The new translation tools are being implemented with some sucess in business applications although I have
previously expressed my skepticism with the effort. A
Computerworld story online today illustrates how the new efforts are going. Most results to the present have been sketchy requiring human translators.
Ford Motor Co. has used “machine translation” software since 1998 and has translated 5 million automobile assembly instructions.
Ford uses Enterprise Global Server from Systran Software Inc. but this is just the beginning. English instructions are written by engineers and then parsed by a homegrown AI program into unambiguous detailed directions, such as, “Attach bracket No. 423 using six half-inch bolts.” Each instruction is then stored as a record in a translation database.
Systran’s tool uses a reliable translation technique called rules-based translation. Such systems use bilingual dictionaries combined with electronic style guides containing usage and grammar rules. The commercial translators are then supplemented with assembly line application-specific glossaries from Ford.
The glossaries are cumulative in that they are combined with “translation memories,” databases of previously translated text in the form of source and target sentence pairs. These memories are usually compiled over time by users. If the translation system (or a human) finds an exact match for the sentence it’s trying to translate, it just retrieves the corresponding sentence in the target language from the database. Near matches or “fuzzy,” matches are flagged for review by a human translator.
Statistical machine translation is a newer technique. It uses collections of documents and their translations to “train” software. Over time, these data-driven systems “learn” what makes a good translation and what doesn’t and then use probability and statistics to decide which of several possible translations of a given word or phrase is most likely correct based on context.
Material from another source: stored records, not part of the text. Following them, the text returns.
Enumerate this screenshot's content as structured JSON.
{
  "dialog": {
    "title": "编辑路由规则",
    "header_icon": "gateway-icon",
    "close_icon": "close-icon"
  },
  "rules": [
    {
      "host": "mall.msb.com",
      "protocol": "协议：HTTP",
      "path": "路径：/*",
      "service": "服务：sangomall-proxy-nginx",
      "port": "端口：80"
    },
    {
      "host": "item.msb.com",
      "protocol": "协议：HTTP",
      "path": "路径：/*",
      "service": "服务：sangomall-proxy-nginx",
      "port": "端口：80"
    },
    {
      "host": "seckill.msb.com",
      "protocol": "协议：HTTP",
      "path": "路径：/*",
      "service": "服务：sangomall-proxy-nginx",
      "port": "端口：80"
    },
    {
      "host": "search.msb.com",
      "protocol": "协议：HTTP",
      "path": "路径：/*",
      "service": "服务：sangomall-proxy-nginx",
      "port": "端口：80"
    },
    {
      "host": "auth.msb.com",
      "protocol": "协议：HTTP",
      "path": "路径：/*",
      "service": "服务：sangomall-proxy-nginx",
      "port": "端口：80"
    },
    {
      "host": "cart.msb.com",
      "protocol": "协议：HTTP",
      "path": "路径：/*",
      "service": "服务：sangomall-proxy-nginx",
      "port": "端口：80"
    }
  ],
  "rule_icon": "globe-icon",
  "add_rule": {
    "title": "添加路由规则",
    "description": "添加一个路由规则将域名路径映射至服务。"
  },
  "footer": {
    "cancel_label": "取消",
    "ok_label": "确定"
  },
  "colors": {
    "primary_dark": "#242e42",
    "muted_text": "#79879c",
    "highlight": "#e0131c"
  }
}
The systems as a result develop their own rules and fine-tune them over time.
Google Inc. uses Systran’s rules-based software but is also developing its own statistical-based systems to translate to and from the more difficult and non-Western Romance languages due to their significant differences from Western languages.
Sites may include a link to Google’s system at Google translation for free.
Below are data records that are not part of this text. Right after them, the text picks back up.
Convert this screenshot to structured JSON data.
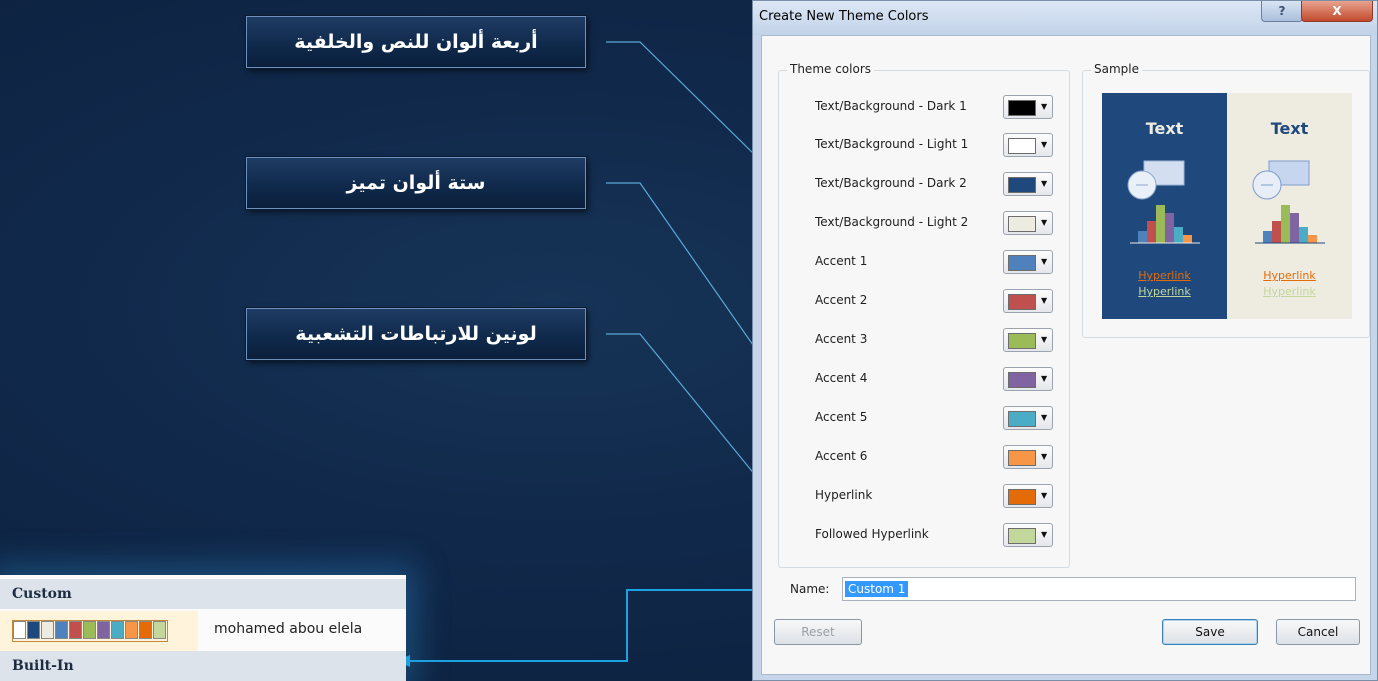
{
  "callouts": {
    "text_background": "أربعة ألوان للنص والخلفية",
    "accents": "ستة ألوان تميز",
    "hyperlinks": "لونين للارتباطات التشعبية"
  },
  "dialog": {
    "title": "Create New Theme Colors",
    "help_label": "?",
    "close_label": "X",
    "theme_colors_legend": "Theme colors",
    "sample_legend": "Sample",
    "rows": [
      {
        "label": "Text/Background - Dark 1",
        "color": "#000000"
      },
      {
        "label": "Text/Background - Light 1",
        "color": "#ffffff"
      },
      {
        "label": "Text/Background - Dark 2",
        "color": "#1f497d"
      },
      {
        "label": "Text/Background - Light 2",
        "color": "#eeece1"
      },
      {
        "label": "Accent 1",
        "color": "#4f81bd"
      },
      {
        "label": "Accent 2",
        "color": "#c0504d"
      },
      {
        "label": "Accent 3",
        "color": "#9bbb59"
      },
      {
        "label": "Accent 4",
        "color": "#8064a2"
      },
      {
        "label": "Accent 5",
        "color": "#4bacc6"
      },
      {
        "label": "Accent 6",
        "color": "#f79646"
      },
      {
        "label": "Hyperlink",
        "color": "#e36c09"
      },
      {
        "label": "Followed Hyperlink",
        "color": "#c3d69b"
      }
    ],
    "sample": {
      "text_label": "Text",
      "hyperlink_label": "Hyperlink",
      "followed_label": "Hyperlink"
    },
    "name_label": "Name:",
    "name_value": "Custom 1",
    "reset_label": "Reset",
    "save_label": "Save",
    "cancel_label": "Cancel"
  },
  "menu": {
    "custom_header": "Custom",
    "custom_item": "mohamed abou elela",
    "builtin_header": "Built-In"
  },
  "colors": {
    "callout_line": "#5aa8d6",
    "arrow": "#1aa3e0",
    "brace": "#5aa8d6"
  }
}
Other large companies are in need of translations and use them such as Microsoft Corp. which incorporates a rules-based natural-language parser in its Word software.
FedEx Corp. rolled out Trados GXT, a product of Maidenhead, England-based SDL International. It consists of translation memories integrated with an enterprise translation workflow system but has not obviated the need for human-based translation services.
A new development and increasingly sophisticated translation systems combine multiple methods. A statistical machine translation product from Language Weaver Inc. in Marina del Rey, Calif., can now be used with translation management software called WorldServer from Idiom Technologies Inc. Customers can tap into WorldServer to retrieve previously translated content in a translation memory or generate new translations — through Language Weaver’s algorithms — when no matches are found.
At SRI International in Menlo Park, Calif. researchers are working with the U.S. Department of Defense to automate the translation of Arabic and Mandarin Chinese — structured and unstructured text as well as real-time speech — into English.
It's all Greek to me; but, actually I do know Greek so if I can learn perhaps machines can as well.